Hoy por hoy, en el seno mismo de la ciencia, algunos bandos se definen por su adscripción o no a la astrobiología. Y es que sí, tan legítimo es el planteamiento sobre la posibilidad de que exista vida en el universo además de la terrestre que se hace investigación al respecto. Baste señalar que Carl Sagan, famoso divulgador y hombre de ciencia, apostó por la causa y es uno de los genios detrás de la placa de la sonda espacial Pioneer 10 que lleva información cifrada sobre nuestra especie y nuestro mundo con la esperanza de ser encontrada alguna vez por otros seres inteligentes allá afuera. Sabemos que el universo no es propiamente infinito, pero es lo suficientemente extenso y viejo como para que la vida se haya dado en otro lugar, incluso que deviniera en seres inteligentes y… así podríamos seguir elucubrando posibilidades, no hay límite para nuestra imaginación, pero si nos atenemos a los hallazgos científicos más recientes, no podemos postular nada al respecto, todos los pros y los contras caen ante el gran silencio que parece circundarnos en el espacio exterior.

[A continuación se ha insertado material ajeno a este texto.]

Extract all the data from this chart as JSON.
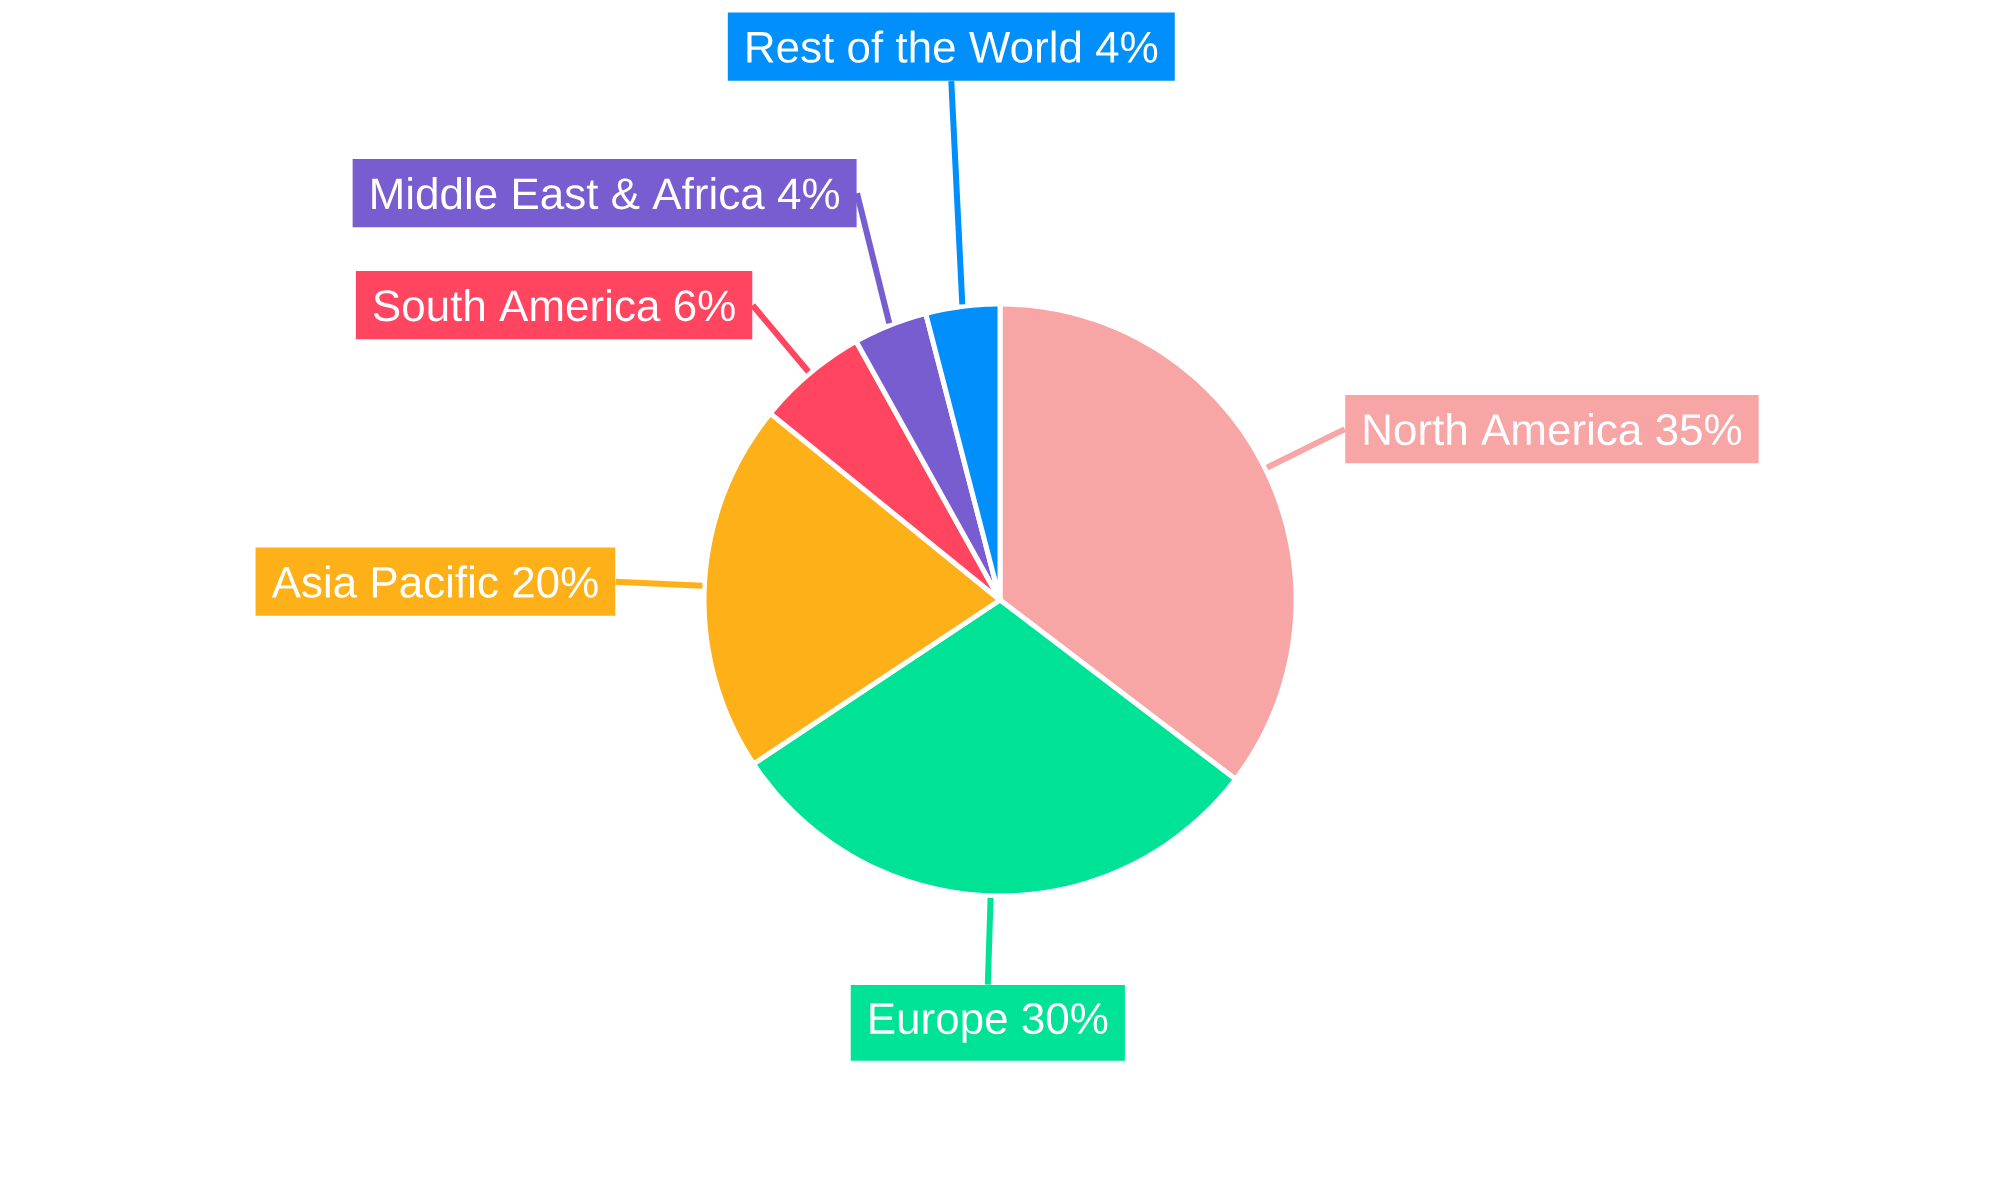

Ahora bien, si lo que queremos es mantenernos en el ámbito de lo hipotético y aceptamos la posibilidad de que existan seres inteligentes además de nosotros en el universo, ¿tendrían también un sentido de la moral o del conocimiento?, ¿bajo qué parámetros distinguirían lo verdadero de lo falso?, ¿serían violentos o pacíficos?, ¿soñarían igualmente con seres inteligentes distintos a ellos, pero con la misma urgencia existencial de entender el sentido de la vida, el universo y todo lo demás? Preguntémonos asimismo ¿por qué los pensamos bajo nuestros propios parámetros? Todos nuestros referentes de alienígenas son xenomorfos, es decir, de rasgos humanos, más que físicos, de carácter. Ni tan ilimitada resulta nuestra fantasía, y así de difícil como es el desasirnos de nuestras antropocéntricas anteojeras, resulta también el desembarazarnos de la angustia de sabernos sinsentido y el rehuirle haciéndonos y asiéndonos de mitos.